A Moirans, situation tendue dans le camp des gens du voyage

Ce mardi 20 octobre en fin de soirée, le calme est revenu à Moirans, après 7 heures de guerilla urbaine. Pour autant, au camp des gens du voyage, on assure que le bras de fer n'est pas terminé.

Des policiers surveillent les alentours du camp des gens du voyage de Moirans.
Des policiers surveillent les alentours du camp des gens du voyage de Moirans. © Jordan Guéant/France 3 Alpes
Il y a eu des voitures et des palettes brûlées, des habitants pris à partie... un vrai déchaînement de violences aux abords de la gare de Moirans. En début de soirée, le déploiement des forces de l'ordre a été à la hauteur et le calme est peu à peu revenu dans la petite ville de 8.000 habitants. A l'origine des faits, le refus de la Justice de libérer un membre de la communauté pour qu'il assiste aux obsèques de son frère.   

"Nous, ça nous a beaucoup touchés de voir partir ce petit (mort ce week end dans un accident de la route à bord du voiture volée en rentrant d'un cambriolage). On a demandé qu'il (le juge d'application des peines) lâche son frère, pour le voir au moins", dit un homme cheveux grisonnant. "C'est quoi? Une heure (de sortie de prison), le temps de voir le cercueil dans la tombe et c'est tout", poursuit une femme d'une quarantaine d'années qui assure que le défunt était un petit cousin.

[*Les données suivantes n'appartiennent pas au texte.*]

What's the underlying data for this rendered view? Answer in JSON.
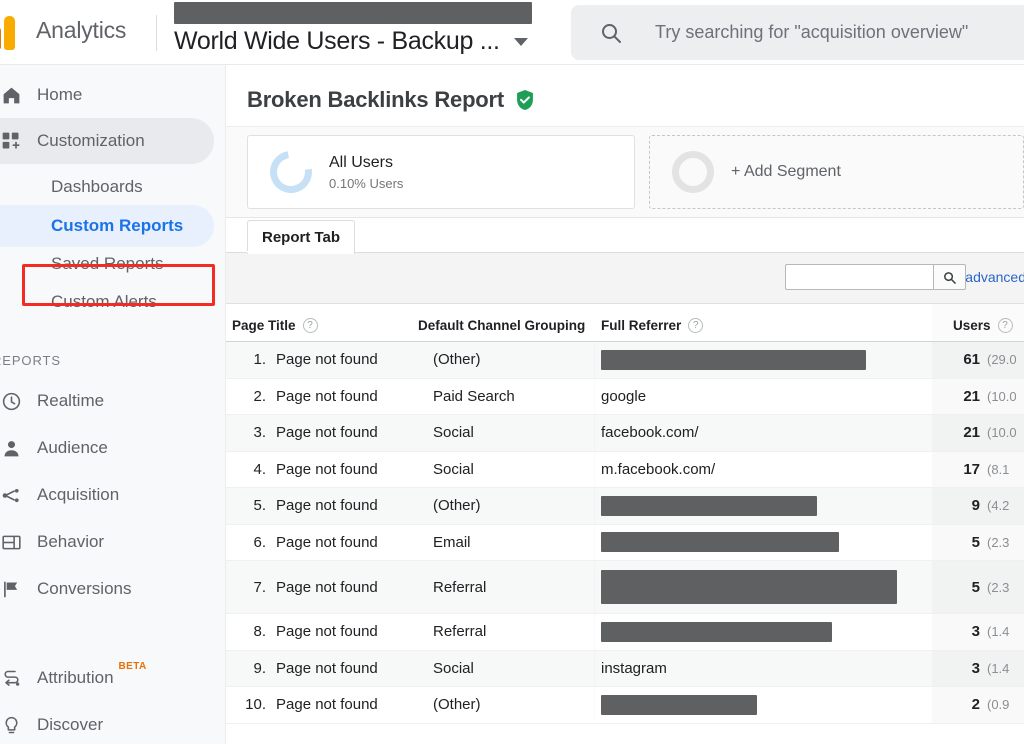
{
  "topbar": {
    "brand": "Analytics",
    "logo_icon": "analytics-logo-icon",
    "account_name": "World Wide Users - Backup ...",
    "account_masked": true,
    "caret_icon": "chevron-down-icon",
    "search_icon": "search-icon",
    "search_placeholder": "Try searching for \"acquisition overview\"",
    "search_value": ""
  },
  "sidebar": {
    "primary": [
      {
        "label": "Home",
        "icon": "home-icon"
      },
      {
        "label": "Customization",
        "icon": "customization-icon"
      }
    ],
    "custom_sub": [
      {
        "label": "Dashboards"
      },
      {
        "label": "Custom Reports"
      },
      {
        "label": "Saved Reports"
      },
      {
        "label": "Custom Alerts"
      }
    ],
    "selected_sub": "Custom Reports",
    "section_label": "REPORTS",
    "reports": [
      {
        "label": "Realtime",
        "icon": "clock-icon"
      },
      {
        "label": "Audience",
        "icon": "person-icon"
      },
      {
        "label": "Acquisition",
        "icon": "acquisition-icon"
      },
      {
        "label": "Behavior",
        "icon": "behavior-icon"
      },
      {
        "label": "Conversions",
        "icon": "flag-icon"
      }
    ],
    "footer": [
      {
        "label": "Attribution",
        "icon": "attribution-icon",
        "badge": "BETA"
      },
      {
        "label": "Discover",
        "icon": "lightbulb-icon"
      }
    ],
    "highlight_color": "#f42b25",
    "selected_color": "#1a73e8"
  },
  "report": {
    "title": "Broken Backlinks Report",
    "verified_icon": "verified-shield-icon",
    "verified_color": "#1e9e57"
  },
  "segments": [
    {
      "name": "All Users",
      "sub": "0.10% Users",
      "icon": "donut-chart-icon",
      "type": "applied"
    },
    {
      "name": "+ Add Segment",
      "icon": "donut-empty-icon",
      "type": "add"
    }
  ],
  "tabs": [
    {
      "label": "Report Tab",
      "selected": true
    }
  ],
  "toolbar": {
    "search_value": "",
    "search_button_icon": "search-icon",
    "advanced_label": "advanced"
  },
  "table": {
    "columns": [
      {
        "label": "Page Title",
        "help": true
      },
      {
        "label": "Default Channel Grouping",
        "help": false
      },
      {
        "label": "Full Referrer",
        "help": true
      },
      {
        "label": "Users",
        "help": true
      }
    ],
    "rows": [
      {
        "idx": "1.",
        "page_title": "Page not found",
        "channel": "(Other)",
        "referrer": "",
        "referrer_masked": true,
        "mask_w": 265,
        "users": "61",
        "pct": "(29.0"
      },
      {
        "idx": "2.",
        "page_title": "Page not found",
        "channel": "Paid Search",
        "referrer": "google",
        "referrer_masked": false,
        "mask_w": 0,
        "users": "21",
        "pct": "(10.0"
      },
      {
        "idx": "3.",
        "page_title": "Page not found",
        "channel": "Social",
        "referrer": "facebook.com/",
        "referrer_masked": false,
        "mask_w": 0,
        "users": "21",
        "pct": "(10.0"
      },
      {
        "idx": "4.",
        "page_title": "Page not found",
        "channel": "Social",
        "referrer": "m.facebook.com/",
        "referrer_masked": false,
        "mask_w": 0,
        "users": "17",
        "pct": "(8.1"
      },
      {
        "idx": "5.",
        "page_title": "Page not found",
        "channel": "(Other)",
        "referrer": "",
        "referrer_masked": true,
        "mask_w": 216,
        "users": "9",
        "pct": "(4.2"
      },
      {
        "idx": "6.",
        "page_title": "Page not found",
        "channel": "Email",
        "referrer": "",
        "referrer_masked": true,
        "mask_w": 238,
        "users": "5",
        "pct": "(2.3"
      },
      {
        "idx": "7.",
        "page_title": "Page not found",
        "channel": "Referral",
        "referrer": "",
        "referrer_masked": true,
        "mask_w": 296,
        "users": "5",
        "pct": "(2.3",
        "tall": true
      },
      {
        "idx": "8.",
        "page_title": "Page not found",
        "channel": "Referral",
        "referrer": "",
        "referrer_masked": true,
        "mask_w": 231,
        "users": "3",
        "pct": "(1.4"
      },
      {
        "idx": "9.",
        "page_title": "Page not found",
        "channel": "Social",
        "referrer": "instagram",
        "referrer_masked": false,
        "mask_w": 0,
        "users": "3",
        "pct": "(1.4"
      },
      {
        "idx": "10.",
        "page_title": "Page not found",
        "channel": "(Other)",
        "referrer": "",
        "referrer_masked": true,
        "mask_w": 156,
        "users": "2",
        "pct": "(0.9"
      }
    ]
  }
}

Dans le camp, les tensions restent palpables. Les gens du voyage sont réunis autour d'un feu, en contre-bas de la gare qui a été en partie saccagée. Cinq carcasses de voitures fument encore sur les voies ferrées, alors qu'un escadron de gendarmerie surveille le camp à proximité et va passer la nuit sur place.

"Ça ne s'arrêtera pas"

"On attend les ordres du juge", continue la femme qui dit être la tante du jeune homme mort dans l'accident. Et "si le juge ne lui donne pas l'autorisation, ça ne s'arrêtera pas, car c'est une question de respect. Chez nous, c'est le respect qui compte", complète un jeune homme. "C'est collectif parce que c'est la famille", indique la femme.

Interrogée par BFM TV, la mère du jeune homme décédé, Adèle Vinterstein, a déclaré: "J'ai demandé une escorte, même avec des boulets aux pieds. Ça ne prendrait qu'une heure."

Une nouvelle demande de permission de sortie "sous escorte" a été déposée par l'avocat de Mike Vinterstein. Le juge d'application des peines d'Albertville doit l'examiner mercredi.

Les obsèques devaient se tenir ce mercredi mais elles pourraient avoir lieu jeudi, à la demande de la famille.